Oprah Winfrey Shares Intimate Details Of Her Mental Health Journey

After releasing her documentary series, The Me You Can't See, with Prince Harry, Oprah Winfrey has gotten real about obstacles she's faced. According to People, the media mogul has been working through her past traumas to see how they impact her today and how to best care for her wellbeing. Winfrey spoke with her co-author, Dr. Bruce Perry, for the Mental Health Coalition's 1-2-1 Series and shared her experience.

"I started thinking about what happened to me in my life to make me who I am," the former talk show host revealed. "Why do I have the fears [and] the apprehensions that I carried for a long time? That question is invaluable for anybody who is interested in self-evolvement [and] self-awareness."

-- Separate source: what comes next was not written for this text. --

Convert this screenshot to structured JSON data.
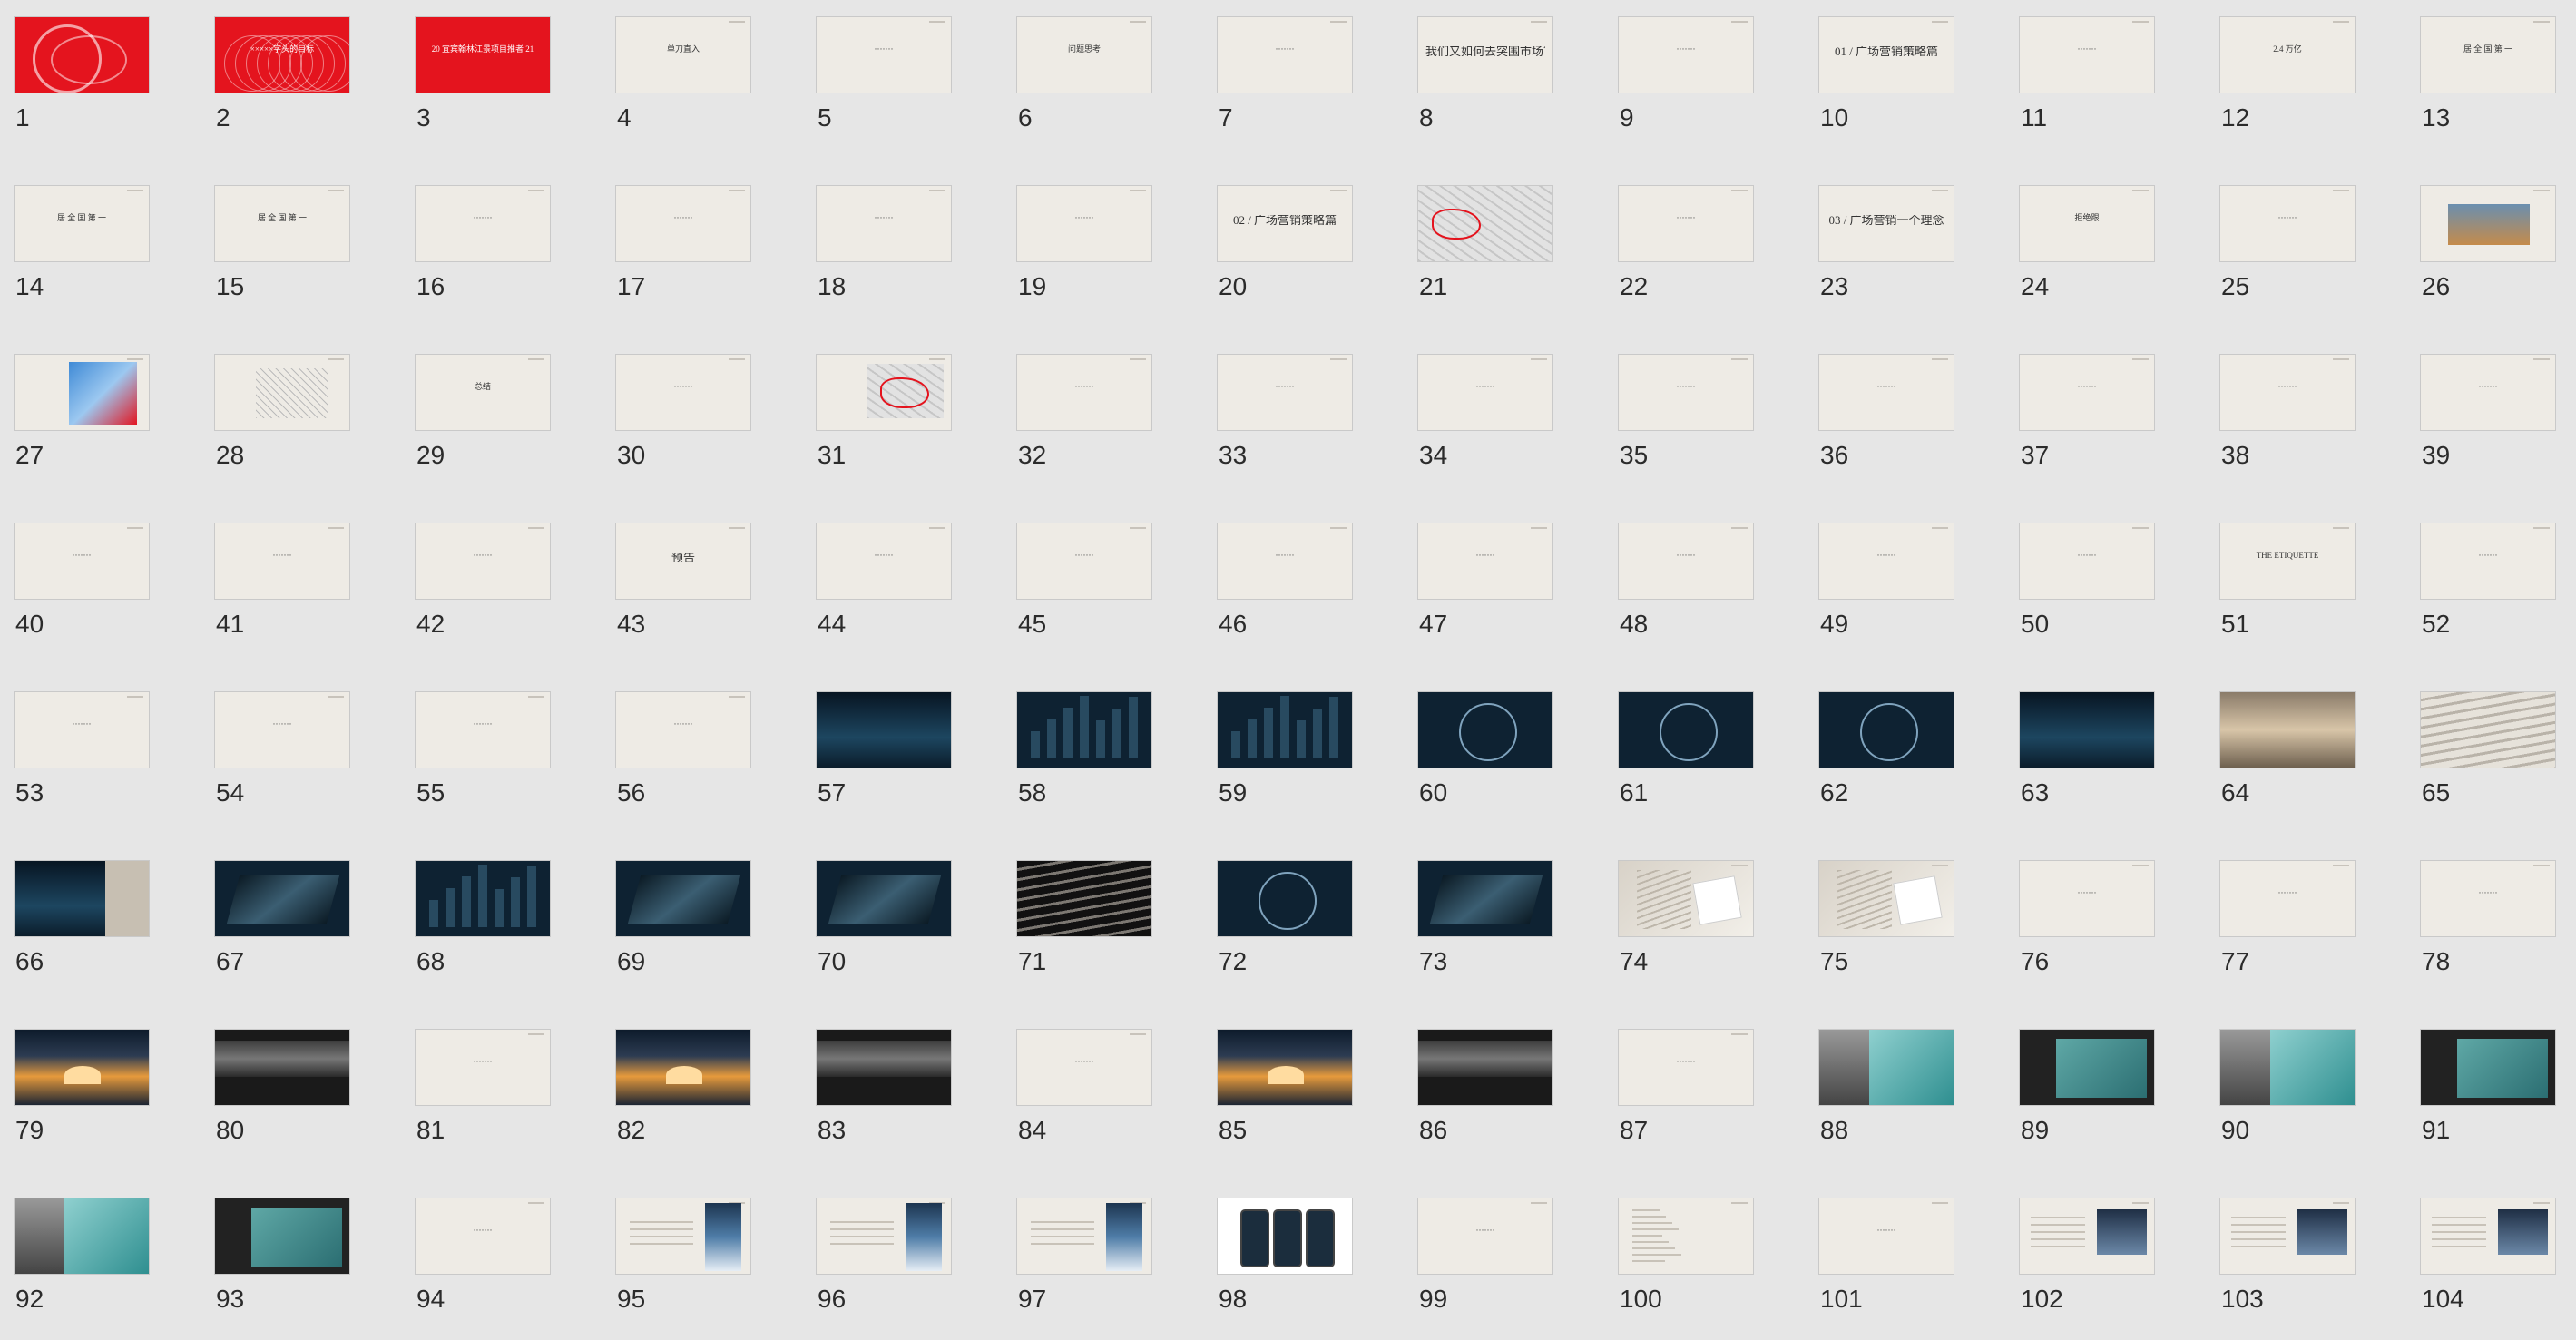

Winfrey and Dr. Perry both explain the importance of our early years in the way our mental health develops. The outlet reports that the two co-authors concurred that those who didn't have their "needs met" at an early age experience a different type of brain development than those who did. 

The 67-year-old explained, "What I had learned is if you didn't get what you need at that age, you spend your life searching for that thing based upon what happened [to you]. Or, as Bruce says in our book, What Happened to You?, it's what happened to you and [it's] equally as important as what didn't happen to you."

Oprah opened up about her traumatic past

In the highly anticipated series in which Prince Harry, Glenn Close and other celebrities detail their difficult experiences, Oprah also revealed her own struggles. She remembers that one of the most difficult moments in her early life came when she had to move out of her grandmother's and in with her mom. According to the USA Today, Winfrey revealed that her mother lived with a light-skinned woman who discriminated against her due to her darker skin tone.

"That very first night, she wouldn't let me come in the house," she said in the series. "There was a little porch foyer that was exposed to the street, and I had to sleep out there on a sofa."

When her mother didn't help, Winfrey said she "knew [she] was alone."

Winfrey also opened up about the sexual abuse she endured after the age of nine. "I didn't even know what was happening to me, and I kept that secret," she said in the series. "And it's just something I accepted: that a girl child ain't safe in a world full of men."

Despite the pain, she insists that her new book with Dr. Perry isn't about blaming anyone, rather it's meant to help people move through issues of their own. Part of a massive campaign to remove the stigma around mental health, Oprah's latest projects showcase her commitment to lighting the way for others.